Né du vertige existentiel accompagnant la paternité de Lunde, ce disque puise son essence dans les théories de la conscience de Douglas Hofstadter. Le résultat ? Une méditation récursive où l’univers s’observe lui-même et les pépites ne manquent pas dans ce beau projet. Sur New Life, les textures vocales sans mots s’entrelacent à l’alto électrique pour créer une tension organique immédiate, tandis que Timeless offre une flûte aérienne, véritable sanctuaire contre l’isolement numérique.
On ne peut le qualifier de pur ambient, ni de jazz traditionnel. C’est du « space jazz ambiant psychédélique ». Ce disque exige une écoute active, s’inscrivant dans la lignée de Laraaji ou Harold Budd, proposant une méditation sonore exigeante.
« Voir la vie commencer, c’est voir sa propre existence se replier sur elle-même », confie Lunde. Cette sensation de cycles imbriqués — répétitifs mais en mutation — imprègne chaque note. Pour VPC Ensemble, la musique devient un rituel de présence humaine.
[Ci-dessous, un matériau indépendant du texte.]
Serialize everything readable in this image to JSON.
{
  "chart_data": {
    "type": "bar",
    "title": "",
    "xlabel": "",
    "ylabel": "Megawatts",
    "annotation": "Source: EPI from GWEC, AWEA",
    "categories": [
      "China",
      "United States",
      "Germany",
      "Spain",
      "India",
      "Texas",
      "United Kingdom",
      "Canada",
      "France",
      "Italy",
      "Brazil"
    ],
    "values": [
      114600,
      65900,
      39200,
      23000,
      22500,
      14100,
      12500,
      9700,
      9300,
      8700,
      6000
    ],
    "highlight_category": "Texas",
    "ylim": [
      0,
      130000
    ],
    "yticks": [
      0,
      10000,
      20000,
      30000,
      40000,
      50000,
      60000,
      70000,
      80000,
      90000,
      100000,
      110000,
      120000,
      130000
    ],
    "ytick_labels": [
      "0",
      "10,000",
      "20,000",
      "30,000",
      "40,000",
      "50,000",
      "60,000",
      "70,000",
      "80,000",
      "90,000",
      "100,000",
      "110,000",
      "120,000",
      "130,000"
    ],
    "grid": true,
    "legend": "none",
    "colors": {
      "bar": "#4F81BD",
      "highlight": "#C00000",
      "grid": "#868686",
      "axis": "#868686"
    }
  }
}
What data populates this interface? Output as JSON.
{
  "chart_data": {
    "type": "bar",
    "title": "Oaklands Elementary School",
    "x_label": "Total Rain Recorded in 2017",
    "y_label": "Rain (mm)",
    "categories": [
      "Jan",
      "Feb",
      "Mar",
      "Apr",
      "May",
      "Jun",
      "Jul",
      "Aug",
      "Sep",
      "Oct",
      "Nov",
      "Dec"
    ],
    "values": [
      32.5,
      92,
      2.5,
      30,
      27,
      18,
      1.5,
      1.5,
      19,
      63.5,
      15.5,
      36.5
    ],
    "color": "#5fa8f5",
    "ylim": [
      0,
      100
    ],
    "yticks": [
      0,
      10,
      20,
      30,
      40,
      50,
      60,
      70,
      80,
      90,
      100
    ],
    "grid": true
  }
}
Alors que le collectif prépare la sortie de l’album complet, agrémenté d’éditions vinyles et de talismans protecteurs, une chose est sûre : Life Is a Strange Loop: Side A est une invitation à accepter la beauté déroutante de notre propre boucle. Une immersion nécessaire dans un monde qui, finalement, ne tourne jamais tout à fait en rond.